Okay it's looking good so far! Just about have my machine back. One more question. Do I need to enter in values for "CPU/NB" or "HT Link Speed"?

CPU/NB has options 1600-6000 MHz
HT Link Speed has options 200-2600 MHz

The final settings. I didn't take a screen of timings. Everything is [Auto] except for 8 8 8 24. The DRAM Voltage doesn't display 1.5v(blue in image). Is 1.490 (grey in image) close enough?

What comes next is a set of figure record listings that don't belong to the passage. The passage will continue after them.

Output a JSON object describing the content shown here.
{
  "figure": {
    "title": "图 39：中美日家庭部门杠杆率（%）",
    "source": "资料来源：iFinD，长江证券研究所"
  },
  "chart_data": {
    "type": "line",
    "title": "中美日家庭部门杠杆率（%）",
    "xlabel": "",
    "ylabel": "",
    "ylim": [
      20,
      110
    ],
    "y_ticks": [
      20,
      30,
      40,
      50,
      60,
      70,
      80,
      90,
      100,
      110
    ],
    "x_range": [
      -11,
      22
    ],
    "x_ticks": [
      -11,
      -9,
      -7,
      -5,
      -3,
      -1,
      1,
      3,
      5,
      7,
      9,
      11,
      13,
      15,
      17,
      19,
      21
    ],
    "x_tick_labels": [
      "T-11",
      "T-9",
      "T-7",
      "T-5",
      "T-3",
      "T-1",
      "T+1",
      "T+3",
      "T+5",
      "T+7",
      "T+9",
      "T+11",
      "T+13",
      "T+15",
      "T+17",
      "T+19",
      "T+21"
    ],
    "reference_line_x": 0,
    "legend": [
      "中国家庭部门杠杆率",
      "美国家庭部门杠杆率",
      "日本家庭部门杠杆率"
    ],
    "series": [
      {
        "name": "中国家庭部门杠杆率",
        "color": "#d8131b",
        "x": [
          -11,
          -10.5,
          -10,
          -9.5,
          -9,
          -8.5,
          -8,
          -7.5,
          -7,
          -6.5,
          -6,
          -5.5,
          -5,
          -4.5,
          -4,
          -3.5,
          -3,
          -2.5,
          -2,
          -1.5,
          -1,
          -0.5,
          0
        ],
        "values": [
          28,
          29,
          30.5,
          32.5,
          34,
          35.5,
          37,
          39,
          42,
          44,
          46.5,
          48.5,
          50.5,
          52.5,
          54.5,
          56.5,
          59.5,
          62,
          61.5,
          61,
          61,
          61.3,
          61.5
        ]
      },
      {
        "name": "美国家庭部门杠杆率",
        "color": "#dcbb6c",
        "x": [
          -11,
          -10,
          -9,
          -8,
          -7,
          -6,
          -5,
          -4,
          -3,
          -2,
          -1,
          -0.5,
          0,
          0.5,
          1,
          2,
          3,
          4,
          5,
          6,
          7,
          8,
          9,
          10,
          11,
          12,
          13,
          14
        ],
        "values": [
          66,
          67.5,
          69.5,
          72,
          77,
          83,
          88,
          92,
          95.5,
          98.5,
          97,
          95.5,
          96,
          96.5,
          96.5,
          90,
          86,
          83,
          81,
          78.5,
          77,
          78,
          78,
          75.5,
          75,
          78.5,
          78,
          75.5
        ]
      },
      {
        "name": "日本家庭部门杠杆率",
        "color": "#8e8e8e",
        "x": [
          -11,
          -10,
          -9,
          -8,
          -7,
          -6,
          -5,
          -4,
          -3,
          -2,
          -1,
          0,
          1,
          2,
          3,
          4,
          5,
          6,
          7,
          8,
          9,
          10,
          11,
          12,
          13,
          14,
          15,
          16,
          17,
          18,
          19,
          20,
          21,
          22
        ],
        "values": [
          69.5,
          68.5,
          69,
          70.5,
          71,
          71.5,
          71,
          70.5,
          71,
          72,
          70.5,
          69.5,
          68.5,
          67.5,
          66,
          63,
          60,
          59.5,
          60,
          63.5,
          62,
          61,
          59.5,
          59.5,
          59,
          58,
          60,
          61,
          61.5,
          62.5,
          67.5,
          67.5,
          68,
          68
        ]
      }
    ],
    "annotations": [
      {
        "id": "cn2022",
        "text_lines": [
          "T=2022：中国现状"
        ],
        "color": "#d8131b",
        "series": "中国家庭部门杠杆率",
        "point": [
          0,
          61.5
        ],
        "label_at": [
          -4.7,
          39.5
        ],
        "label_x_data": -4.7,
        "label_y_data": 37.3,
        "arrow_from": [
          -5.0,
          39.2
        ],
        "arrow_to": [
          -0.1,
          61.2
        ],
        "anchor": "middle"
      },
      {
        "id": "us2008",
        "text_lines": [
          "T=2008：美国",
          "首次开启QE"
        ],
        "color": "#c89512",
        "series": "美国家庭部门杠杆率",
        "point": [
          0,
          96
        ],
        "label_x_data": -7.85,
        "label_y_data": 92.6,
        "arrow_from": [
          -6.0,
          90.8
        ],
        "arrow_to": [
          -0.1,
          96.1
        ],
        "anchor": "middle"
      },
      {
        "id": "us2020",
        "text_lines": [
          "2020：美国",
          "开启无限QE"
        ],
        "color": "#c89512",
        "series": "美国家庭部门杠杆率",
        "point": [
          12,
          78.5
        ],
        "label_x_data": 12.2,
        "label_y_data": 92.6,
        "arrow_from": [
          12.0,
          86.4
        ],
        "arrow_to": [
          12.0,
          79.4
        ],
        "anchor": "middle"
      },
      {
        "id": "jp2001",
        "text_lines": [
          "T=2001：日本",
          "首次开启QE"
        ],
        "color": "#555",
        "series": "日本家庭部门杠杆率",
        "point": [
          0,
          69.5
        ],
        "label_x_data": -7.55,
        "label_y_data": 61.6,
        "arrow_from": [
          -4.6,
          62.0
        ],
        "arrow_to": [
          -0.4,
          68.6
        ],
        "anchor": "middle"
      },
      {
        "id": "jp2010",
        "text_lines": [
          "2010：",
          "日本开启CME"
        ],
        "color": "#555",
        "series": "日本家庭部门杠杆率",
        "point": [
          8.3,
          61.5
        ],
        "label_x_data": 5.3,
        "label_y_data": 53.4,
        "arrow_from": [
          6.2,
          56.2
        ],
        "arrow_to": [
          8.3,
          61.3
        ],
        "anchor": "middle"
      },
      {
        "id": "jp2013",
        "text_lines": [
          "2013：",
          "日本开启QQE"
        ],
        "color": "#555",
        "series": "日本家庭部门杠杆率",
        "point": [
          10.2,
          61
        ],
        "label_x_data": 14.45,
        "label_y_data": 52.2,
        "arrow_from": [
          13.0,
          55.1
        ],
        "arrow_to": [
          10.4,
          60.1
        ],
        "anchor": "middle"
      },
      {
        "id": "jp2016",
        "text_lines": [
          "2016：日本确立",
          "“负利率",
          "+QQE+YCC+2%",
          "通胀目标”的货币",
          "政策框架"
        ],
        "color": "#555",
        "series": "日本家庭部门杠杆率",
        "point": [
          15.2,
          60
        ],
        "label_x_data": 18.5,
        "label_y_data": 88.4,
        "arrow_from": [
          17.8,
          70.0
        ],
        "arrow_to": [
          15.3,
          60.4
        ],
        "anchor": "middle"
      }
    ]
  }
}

Uploaded with ImageShack.us


----------



## greenbrucelee (Apr 24, 2007)

*Re: BIOS Reset No OC Profile.*

no leave the cpu northbridge setting alone, unless they get too hot then thats when you would change it

dram voltage is ok.


----------



## Damage_Inc (Oct 1, 2006)

*Re: BIOS Reset No OC Profile.*

Settings look okay? I guess I am finished up! Thanks a lot for all the help. Glad to have my PC back. Oh I did run that bench again it was only 2% lower than the original.

\o/


----------



## Damage_Inc (Oct 1, 2006)

*[SOLVED]Re: BIOS Reset No OC Profile.*

Solved.


----------



## greenbrucelee (Apr 24, 2007)

*Re: BIOS Reset No OC Profile.*

please use the thread tools at the top of the page to mark the thread solved.


----------